Pengadilan Tindak Pidana Korupsi Jakarta menjatuhkan hukuman 10 tahun penjara terhadap jaksa Pinangki Sirna Malasari. Vonis itu melebihi tuntutan jaksa.
Oleh
Redaksi
·2 menit baca
Majelis hakim yang diketuai Ignatius Eko Puwanto seakan menangkap rasa keadilan publik saat jaksa hanya menuntut hukuman empat tahun untuk jaksa Pinangki Sirna Malasari. Petisi daring melalui laman Change.org digerakkan dan meminta majelis hakim memvonis Pinangki dihukum 20 tahun penjara. Vonis ultra petita (melebihi tuntutan jaksa) itu adalah indikasi awal adanya masalah dalam politik penyidikan dan penuntutan di kejaksaan.
Meskipun menjatuhkan hukuman jauh lebih berat, pengadilan secara terbuka mengakui, ada aktor lain yang disebut ”King Maker” yang belum bisa diungkap di persidangan terbuka.

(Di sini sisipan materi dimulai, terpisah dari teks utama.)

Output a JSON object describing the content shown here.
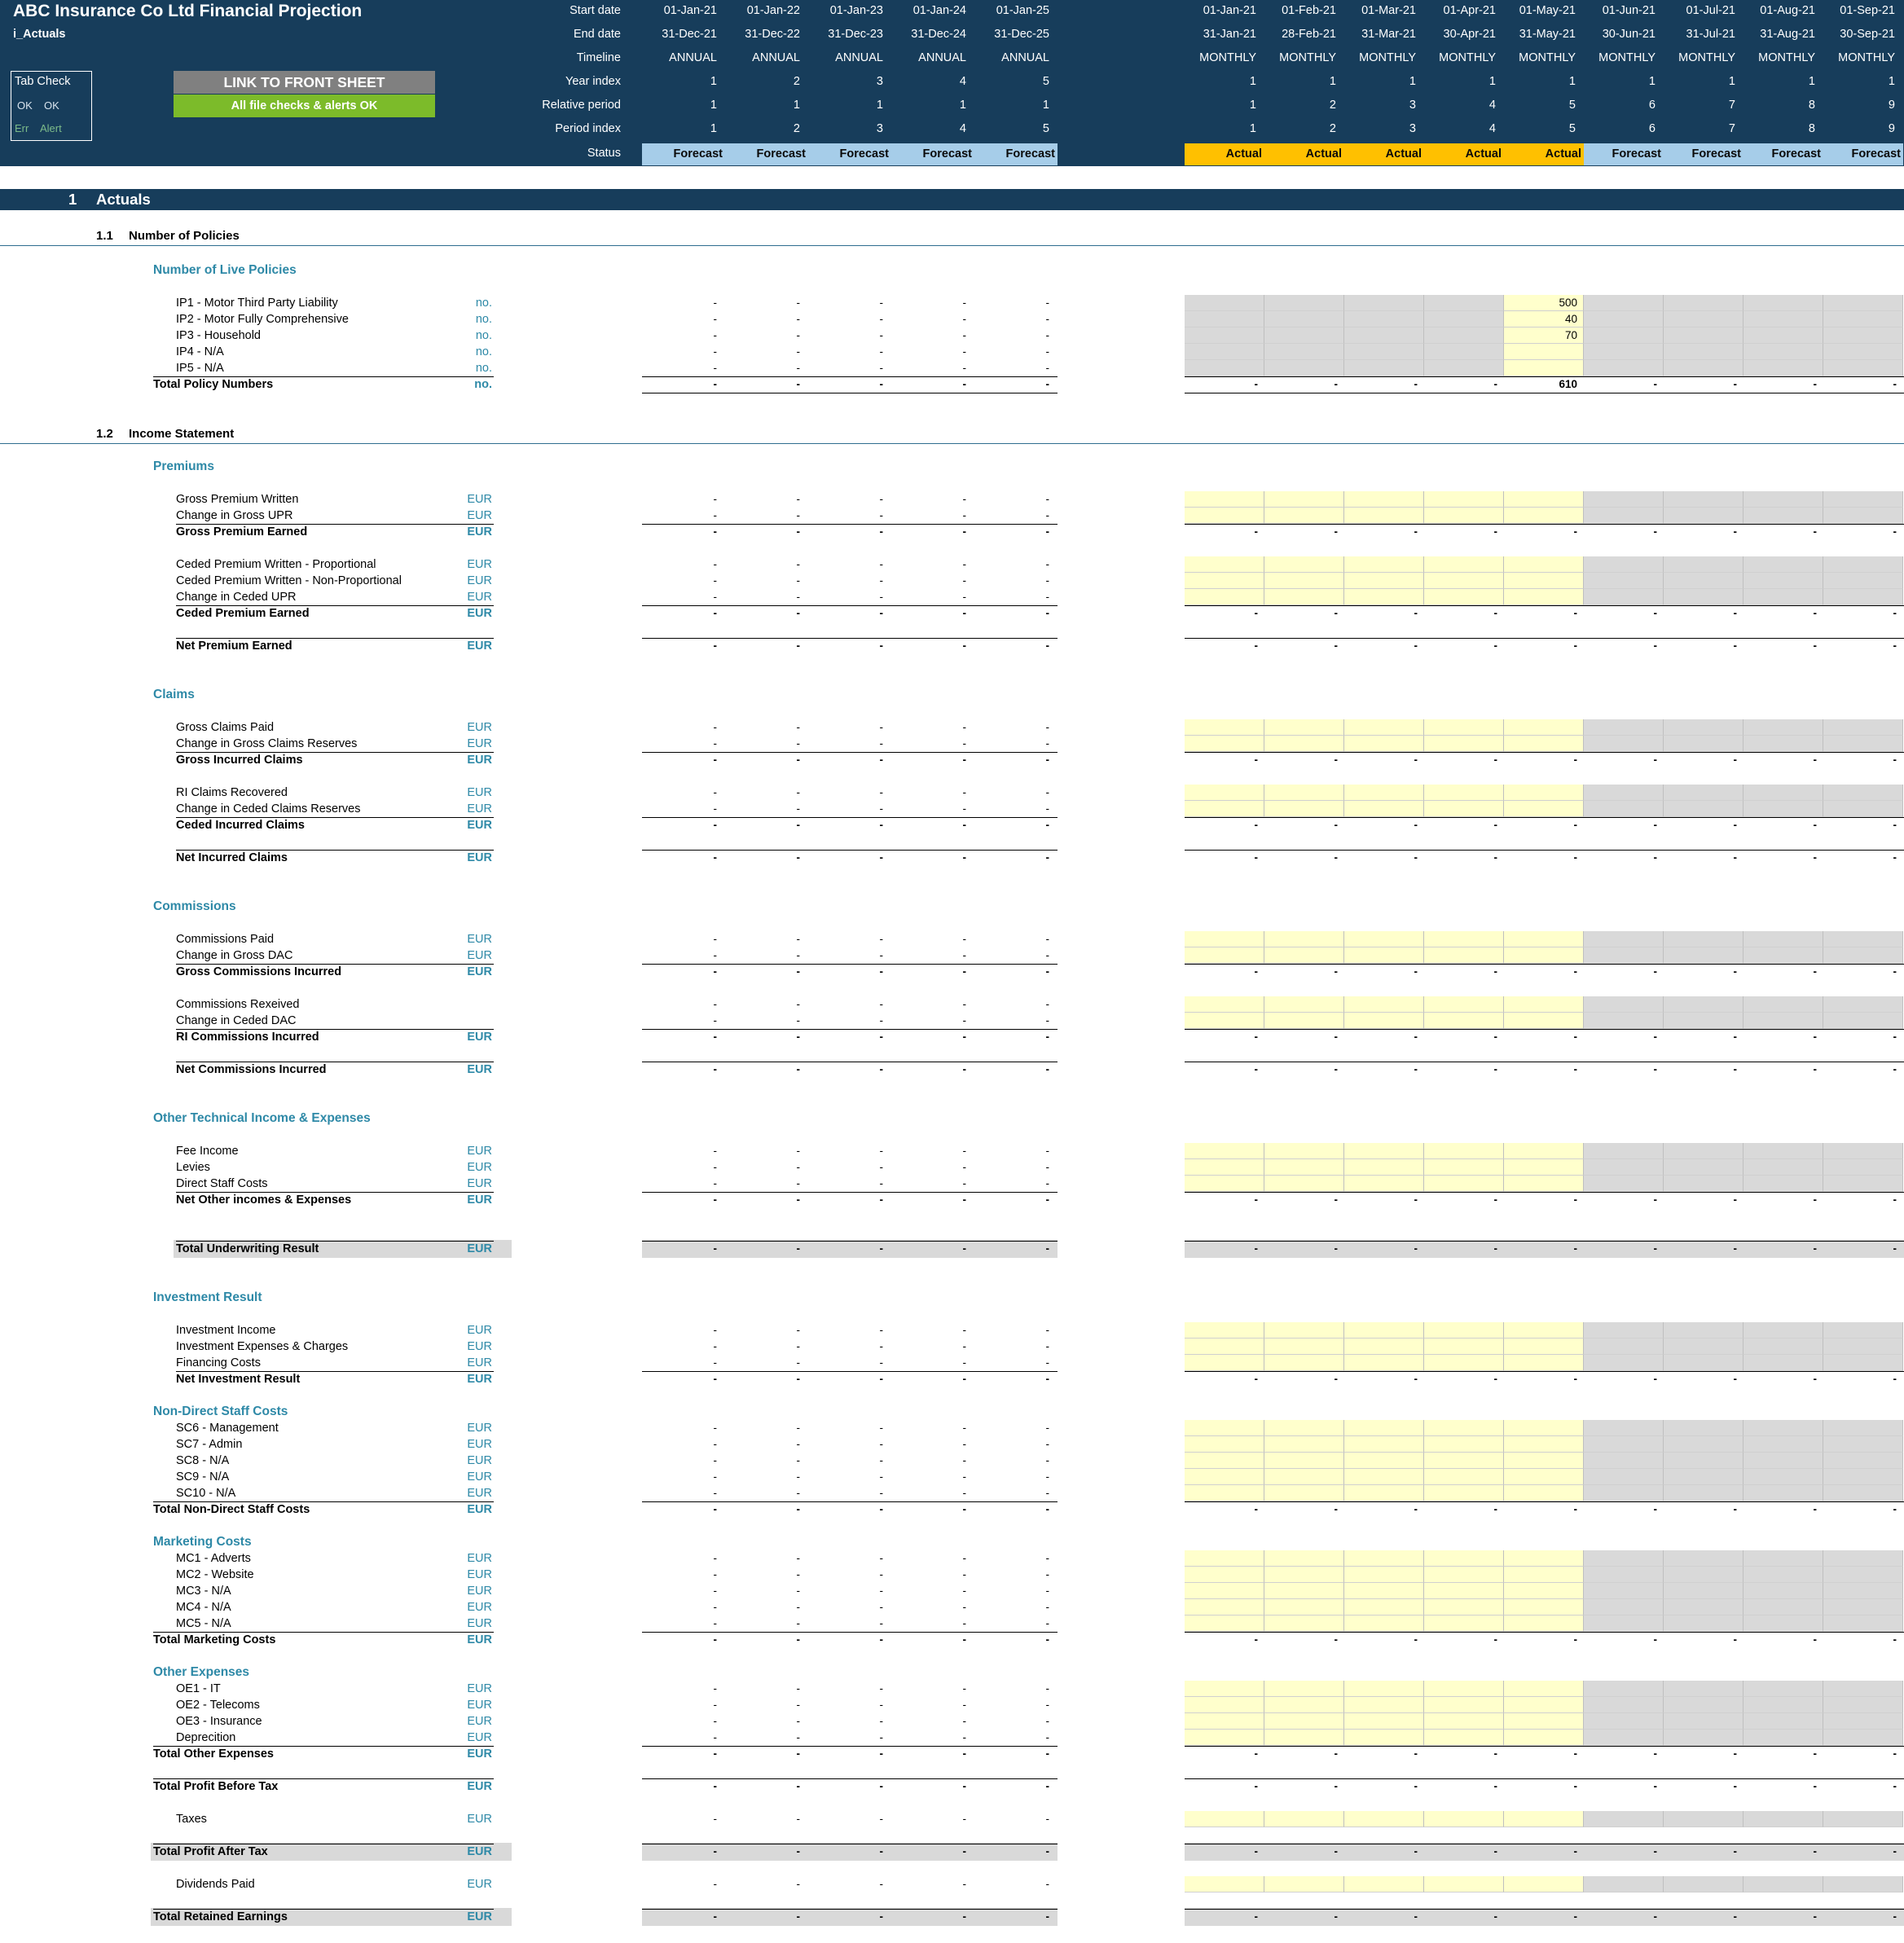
{
  "header": {
    "title": "ABC Insurance Co Ltd Financial Projection",
    "tab_name": "i_Actuals",
    "row_labels": [
      "Start date",
      "End date",
      "Timeline",
      "Year index",
      "Relative period",
      "Period index",
      "Status"
    ],
    "tab_check": {
      "title": "Tab Check",
      "ok_1": "OK",
      "ok_2": "OK",
      "err": "Err",
      "alert": "Alert"
    },
    "link_button": "LINK TO FRONT SHEET",
    "check_banner": "All file checks & alerts OK",
    "annual_columns": [
      {
        "start": "01-Jan-21",
        "end": "31-Dec-21",
        "timeline": "ANNUAL",
        "year": "1",
        "rel": "1",
        "period": "1",
        "status": "Forecast"
      },
      {
        "start": "01-Jan-22",
        "end": "31-Dec-22",
        "timeline": "ANNUAL",
        "year": "2",
        "rel": "1",
        "period": "2",
        "status": "Forecast"
      },
      {
        "start": "01-Jan-23",
        "end": "31-Dec-23",
        "timeline": "ANNUAL",
        "year": "3",
        "rel": "1",
        "period": "3",
        "status": "Forecast"
      },
      {
        "start": "01-Jan-24",
        "end": "31-Dec-24",
        "timeline": "ANNUAL",
        "year": "4",
        "rel": "1",
        "period": "4",
        "status": "Forecast"
      },
      {
        "start": "01-Jan-25",
        "end": "31-Dec-25",
        "timeline": "ANNUAL",
        "year": "5",
        "rel": "1",
        "period": "5",
        "status": "Forecast"
      }
    ],
    "monthly_columns": [
      {
        "start": "01-Jan-21",
        "end": "31-Jan-21",
        "timeline": "MONTHLY",
        "year": "1",
        "rel": "1",
        "period": "1",
        "status": "Actual"
      },
      {
        "start": "01-Feb-21",
        "end": "28-Feb-21",
        "timeline": "MONTHLY",
        "year": "1",
        "rel": "2",
        "period": "2",
        "status": "Actual"
      },
      {
        "start": "01-Mar-21",
        "end": "31-Mar-21",
        "timeline": "MONTHLY",
        "year": "1",
        "rel": "3",
        "period": "3",
        "status": "Actual"
      },
      {
        "start": "01-Apr-21",
        "end": "30-Apr-21",
        "timeline": "MONTHLY",
        "year": "1",
        "rel": "4",
        "period": "4",
        "status": "Actual"
      },
      {
        "start": "01-May-21",
        "end": "31-May-21",
        "timeline": "MONTHLY",
        "year": "1",
        "rel": "5",
        "period": "5",
        "status": "Actual"
      },
      {
        "start": "01-Jun-21",
        "end": "30-Jun-21",
        "timeline": "MONTHLY",
        "year": "1",
        "rel": "6",
        "period": "6",
        "status": "Forecast"
      },
      {
        "start": "01-Jul-21",
        "end": "31-Jul-21",
        "timeline": "MONTHLY",
        "year": "1",
        "rel": "7",
        "period": "7",
        "status": "Forecast"
      },
      {
        "start": "01-Aug-21",
        "end": "31-Aug-21",
        "timeline": "MONTHLY",
        "year": "1",
        "rel": "8",
        "period": "8",
        "status": "Forecast"
      },
      {
        "start": "01-Sep-21",
        "end": "30-Sep-21",
        "timeline": "MONTHLY",
        "year": "1",
        "rel": "9",
        "period": "9",
        "status": "Forecast"
      }
    ]
  },
  "section_1": {
    "number": "1",
    "title": "Actuals"
  },
  "subsection_1_1": {
    "number": "1.1",
    "title": "Number of Policies"
  },
  "subsection_1_2": {
    "number": "1.2",
    "title": "Income Statement"
  },
  "dash": "-",
  "rows": [
    {
      "kind": "group",
      "label": "Number of Live Policies"
    },
    {
      "kind": "input",
      "label": "IP1 - Motor Third Party Liability",
      "unit": "no.",
      "input": "grey",
      "values": [
        "",
        "",
        "",
        "",
        "500",
        "",
        "",
        "",
        ""
      ]
    },
    {
      "kind": "input",
      "label": "IP2 - Motor Fully Comprehensive",
      "unit": "no.",
      "input": "grey",
      "values": [
        "",
        "",
        "",
        "",
        "40",
        "",
        "",
        "",
        ""
      ]
    },
    {
      "kind": "input",
      "label": "IP3 - Household",
      "unit": "no.",
      "input": "grey",
      "values": [
        "",
        "",
        "",
        "",
        "70",
        "",
        "",
        "",
        ""
      ]
    },
    {
      "kind": "input",
      "label": "IP4 - N/A",
      "unit": "no.",
      "input": "grey",
      "values": [
        "",
        "",
        "",
        "",
        "",
        "",
        "",
        "",
        ""
      ]
    },
    {
      "kind": "input",
      "label": "IP5 - N/A",
      "unit": "no.",
      "input": "grey",
      "values": [
        "",
        "",
        "",
        "",
        "",
        "",
        "",
        "",
        ""
      ]
    },
    {
      "kind": "total",
      "label": "Total Policy Numbers",
      "unit": "no.",
      "values": [
        "-",
        "-",
        "-",
        "-",
        "610",
        "-",
        "-",
        "-",
        "-"
      ]
    },
    {
      "kind": "subsection",
      "ref": "1.2"
    },
    {
      "kind": "group",
      "label": "Premiums"
    },
    {
      "kind": "input",
      "label": "Gross Premium Written",
      "unit": "EUR"
    },
    {
      "kind": "input",
      "label": "Change in Gross UPR",
      "unit": "EUR"
    },
    {
      "kind": "subtotal",
      "label": "Gross Premium Earned",
      "unit": "EUR"
    },
    {
      "kind": "input",
      "label": "Ceded Premium Written - Proportional",
      "unit": "EUR"
    },
    {
      "kind": "input",
      "label": "Ceded Premium Written - Non-Proportional",
      "unit": "EUR"
    },
    {
      "kind": "input",
      "label": "Change in Ceded UPR",
      "unit": "EUR"
    },
    {
      "kind": "subtotal",
      "label": "Ceded Premium Earned",
      "unit": "EUR"
    },
    {
      "kind": "subtotal",
      "label": "Net Premium Earned",
      "unit": "EUR"
    },
    {
      "kind": "group",
      "label": "Claims"
    },
    {
      "kind": "input",
      "label": "Gross Claims Paid",
      "unit": "EUR"
    },
    {
      "kind": "input",
      "label": "Change in Gross Claims Reserves",
      "unit": "EUR"
    },
    {
      "kind": "subtotal",
      "label": "Gross Incurred Claims",
      "unit": "EUR"
    },
    {
      "kind": "input",
      "label": "RI Claims Recovered",
      "unit": "EUR"
    },
    {
      "kind": "input",
      "label": "Change in Ceded Claims Reserves",
      "unit": "EUR"
    },
    {
      "kind": "subtotal",
      "label": "Ceded Incurred Claims",
      "unit": "EUR"
    },
    {
      "kind": "subtotal",
      "label": "Net Incurred Claims",
      "unit": "EUR"
    },
    {
      "kind": "group",
      "label": "Commissions"
    },
    {
      "kind": "input",
      "label": "Commissions Paid",
      "unit": "EUR"
    },
    {
      "kind": "input",
      "label": "Change in Gross DAC",
      "unit": "EUR"
    },
    {
      "kind": "subtotal",
      "label": "Gross Commissions Incurred",
      "unit": "EUR"
    },
    {
      "kind": "input",
      "label": "Commissions Rexeived",
      "unit": ""
    },
    {
      "kind": "input",
      "label": "Change in Ceded DAC",
      "unit": ""
    },
    {
      "kind": "subtotal",
      "label": "RI Commissions Incurred",
      "unit": "EUR"
    },
    {
      "kind": "subtotal",
      "label": "Net Commissions Incurred",
      "unit": "EUR"
    },
    {
      "kind": "group",
      "label": "Other Technical Income & Expenses"
    },
    {
      "kind": "input",
      "label": "Fee Income",
      "unit": "EUR"
    },
    {
      "kind": "input",
      "label": "Levies",
      "unit": "EUR"
    },
    {
      "kind": "input",
      "label": "Direct Staff Costs",
      "unit": "EUR"
    },
    {
      "kind": "subtotal",
      "label": "Net Other incomes & Expenses",
      "unit": "EUR"
    },
    {
      "kind": "grand",
      "label": "Total Underwriting Result",
      "unit": "EUR"
    },
    {
      "kind": "group",
      "label": "Investment Result"
    },
    {
      "kind": "input",
      "label": "Investment Income",
      "unit": "EUR"
    },
    {
      "kind": "input",
      "label": "Investment Expenses & Charges",
      "unit": "EUR"
    },
    {
      "kind": "input",
      "label": "Financing Costs",
      "unit": "EUR"
    },
    {
      "kind": "subtotal",
      "label": "Net Investment Result",
      "unit": "EUR"
    },
    {
      "kind": "group",
      "label": "Non-Direct Staff Costs"
    },
    {
      "kind": "input",
      "label": "SC6 - Management",
      "unit": "EUR"
    },
    {
      "kind": "input",
      "label": "SC7 - Admin",
      "unit": "EUR"
    },
    {
      "kind": "input",
      "label": "SC8 - N/A",
      "unit": "EUR"
    },
    {
      "kind": "input",
      "label": "SC9 - N/A",
      "unit": "EUR"
    },
    {
      "kind": "input",
      "label": "SC10 - N/A",
      "unit": "EUR"
    },
    {
      "kind": "total",
      "label": "Total Non-Direct Staff Costs",
      "unit": "EUR"
    },
    {
      "kind": "group",
      "label": "Marketing Costs"
    },
    {
      "kind": "input",
      "label": "MC1 - Adverts",
      "unit": "EUR"
    },
    {
      "kind": "input",
      "label": "MC2 - Website",
      "unit": "EUR"
    },
    {
      "kind": "input",
      "label": "MC3 - N/A",
      "unit": "EUR"
    },
    {
      "kind": "input",
      "label": "MC4 - N/A",
      "unit": "EUR"
    },
    {
      "kind": "input",
      "label": "MC5 - N/A",
      "unit": "EUR"
    },
    {
      "kind": "total",
      "label": "Total Marketing Costs",
      "unit": "EUR"
    },
    {
      "kind": "group",
      "label": "Other Expenses"
    },
    {
      "kind": "input",
      "label": "OE1 - IT",
      "unit": "EUR"
    },
    {
      "kind": "input",
      "label": "OE2 - Telecoms",
      "unit": "EUR"
    },
    {
      "kind": "input",
      "label": "OE3 - Insurance",
      "unit": "EUR"
    },
    {
      "kind": "input",
      "label": "Deprecition",
      "unit": "EUR"
    },
    {
      "kind": "total",
      "label": "Total Other Expenses",
      "unit": "EUR"
    },
    {
      "kind": "total",
      "label": "Total Profit Before Tax",
      "unit": "EUR"
    },
    {
      "kind": "input",
      "label": "Taxes",
      "unit": "EUR",
      "plain": true
    },
    {
      "kind": "grand",
      "label": "Total Profit After Tax",
      "unit": "EUR"
    },
    {
      "kind": "input",
      "label": "Dividends Paid",
      "unit": "EUR",
      "plain": true
    },
    {
      "kind": "grand",
      "label": "Total Retained Earnings",
      "unit": "EUR"
    }
  ],
  "colors": {
    "header_bg": "#173d5b",
    "forecast": "#a6cde9",
    "actual": "#ffc000",
    "input_yellow": "#ffffcc",
    "input_grey": "#d9d9d9",
    "section_teal": "#2e89a7",
    "link_button": "#808080",
    "ok_banner": "#7cbb2a"
  }
}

Majelis hakim belum berhasil mengorek lebih jauh informasi dari jaksa Pinangki, advokat Anita Kolopaking, ataupun saksi Rahmad. Mereka tutup mulut. Namun, pengadilan meyakini jaksa Pinangki sudah terbiasa mengurus perkara.
Nama-nama sandi seperti ”King Maker”, ”bapakku, atau ”bapakmu”, biasa dipakai dalam sebuah permufakatan jahat untuk melakukan korupsi. Dahulu juga dikenal istilah ”apel washington”, ”apel malang”, ”pulsa telepon”, ”madam”, ”paket ikan asing”, atau sandi lain selalu bisa diungkap.
Penyidik, apakah dari Polri, jaksa, atau penyidik Komisi Pemberantasan Korupsi (KPK), tidak sulit untuk mengungkap sandi-sandi itu. Kemampuan dan teknik penyidikan mereka diyakini mampu mengungkap itu.
Masalahnya, hanya kemauan dan keinginan tulus untuk mengungkap semua pihak, tak boleh ada niat melindungi, permainan perkara dalam kasus Joko Tjandra. Mengingat, kasus Joko Tjandra adakah kasus high profile yang menyebut-nyebut sejumlah elite penegak hukum.
Di kalangan terbatas, yang melakukan penyelidikan nonyudisial, publik sudah bisa menerka siapa yang dimaksud dengan ”King Maker”. Akvitis antikorupsi Boyamin Saiman di harian Kompas, 10 Februari 2021, menyebut ”King Maker” adalah pejabat tinggi di mana Pinangki menurut kepadanya. Indikasi itu sebenarnya tampak.
Publik tentunya berharap praktik mafia peradilan dalam kasus Joko Tjandra ini bisa diungkap tuntas, termasuk otak di balik itu semua. Menko Polhukam Mahfud MD bisa memerintahkan penyidik Polri atau penyidik KPK untuk melacak lebih jauh siapa ”King Maker” itu.
Semasa menjabat Ketua Mahkamah Konstitusi (MK), Mahfud MD pernah memutar rekaman sadapan KPK di Gedung MK dan pada saat itulah upaya kriminalisasi pimpinan KPK terungkap. Yang dibutuhkan tak lain komitmen atas supremasi hukum dan bersihnya lembaga peradilan serta keberanian politik.
Jalan lain yang bisa ditempuh adalah memberikan ruang kepada Joko Tjandra, Anita Kolopaking, atau Napoleon Bonaparte untuk buka-bukaan agar mereka tak sendirian menjadi korban. Keraguan publik, keyakinan hakim, bahwa ada sutradara di balik operasi pembebasan Joko Tjandra, perlu dituntaskan agar tidak terus jadi bahan mendelegitimasi.